LPGA Amateur Golf Association Manatee Chapter
Chapter Policies

Pace of Play

No one likes a six-hour round of golf even on a warm sunny day. Let's do our part to maintain an acceptable pace of play while out on the course. This will maximize the enjoyment for everyone on the course and to set a favorable impression of the LPGA Amateurs Seattle wherever we hold events and leagues.

Please follow these pace-of-play guidelines and pass them on to newer golfers in your foursome who may be unaware of these tips to keep the game moving.

Focus on keeping up with the group in front of you, NOT staying ahead of the group behind you. If the green in front of you is empty, pick up your pace of play.

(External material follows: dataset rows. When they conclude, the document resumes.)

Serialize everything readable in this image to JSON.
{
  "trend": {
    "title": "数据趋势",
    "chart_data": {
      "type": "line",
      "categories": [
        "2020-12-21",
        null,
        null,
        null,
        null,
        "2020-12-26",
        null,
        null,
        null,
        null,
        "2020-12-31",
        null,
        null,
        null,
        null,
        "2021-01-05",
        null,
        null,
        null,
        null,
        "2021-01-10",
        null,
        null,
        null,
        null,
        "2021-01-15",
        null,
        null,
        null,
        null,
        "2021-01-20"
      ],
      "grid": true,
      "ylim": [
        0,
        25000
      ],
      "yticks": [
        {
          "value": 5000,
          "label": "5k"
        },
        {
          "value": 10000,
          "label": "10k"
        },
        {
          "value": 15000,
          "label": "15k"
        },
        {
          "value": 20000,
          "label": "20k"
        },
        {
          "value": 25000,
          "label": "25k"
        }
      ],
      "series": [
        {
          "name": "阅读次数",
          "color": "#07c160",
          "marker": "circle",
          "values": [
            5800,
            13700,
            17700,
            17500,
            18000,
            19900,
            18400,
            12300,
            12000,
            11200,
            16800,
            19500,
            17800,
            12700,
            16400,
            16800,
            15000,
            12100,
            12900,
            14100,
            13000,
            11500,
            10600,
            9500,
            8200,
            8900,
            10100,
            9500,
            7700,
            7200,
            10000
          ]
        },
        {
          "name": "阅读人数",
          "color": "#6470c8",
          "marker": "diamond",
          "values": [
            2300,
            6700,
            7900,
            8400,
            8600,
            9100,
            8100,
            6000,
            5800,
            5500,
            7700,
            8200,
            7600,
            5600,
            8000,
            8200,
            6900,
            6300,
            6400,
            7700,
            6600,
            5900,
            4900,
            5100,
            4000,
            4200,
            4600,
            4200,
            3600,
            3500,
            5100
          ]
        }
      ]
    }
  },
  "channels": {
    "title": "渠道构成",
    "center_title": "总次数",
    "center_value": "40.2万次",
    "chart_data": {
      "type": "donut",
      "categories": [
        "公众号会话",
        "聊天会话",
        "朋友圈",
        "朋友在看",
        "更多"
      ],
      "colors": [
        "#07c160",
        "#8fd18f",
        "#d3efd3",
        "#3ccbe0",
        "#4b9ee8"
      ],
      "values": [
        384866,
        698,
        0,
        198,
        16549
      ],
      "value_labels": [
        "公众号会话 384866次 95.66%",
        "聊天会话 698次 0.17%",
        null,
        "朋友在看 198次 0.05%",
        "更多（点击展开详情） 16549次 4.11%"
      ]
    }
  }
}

Be aware of when your group is falling behind and make an effort to catch up right away. It's a lot easier to make up a half hole than an entire hole or more. You also hold up fewer groups behind you when you make up gaps right away. Don't be afraid to mention the need to catch up to others in your foursome. If the tee box in front of you is open, have one twosome putt out and move on to the next tee while the other twosome finishes your hole.

Play 'ready golf' on the tee box and in the fairway. If the person furthest from the pin is not ready to play and you are, go ahead and play first after announcing your intention to do so.

Plan ahead so that you are always ready to play. Choose your club and assess your shot while walking to your ball. Be ready to move to your ball when it's safe. Limit practice swings once it is your turn to go.

Update your scorecard on the next tee box, not on the green.

When approaching greens, stage golf carts and golf bags toward the next tee. This will allow you to promptly clear the green for the group behind you and to arrive at the next tee box more quickly.

On the green, be ready to pull, tend, or replace the flag for other players as needed. The person with the shortest putt should tend the flag after marking her ball.

Putt out short putts rather than marking. If your putt stops very close to the hole, go ahead and putt your ball into the hole if you can do so without standing in someone else's putting line.

Help your partners. Help others find lost balls. When others are hitting, watch their ball land and make a mental note of landmarks where the ball landed to further assist in finding balls promptly.

Be attentive. Don't get caught up in socializing while the group ahead of you has moved on.

When using carts, if both riding partners' balls are hit to different spots, split up. Drop one player off at her ball while the other drives to hers. If you are the player left without the cart for the shot, think ahead and carry all potential clubs that you might need for the next shot or two.

As a general rule, you should be able to complete 18 holes in 4.5 hours and 9 holes in 2.25 hours.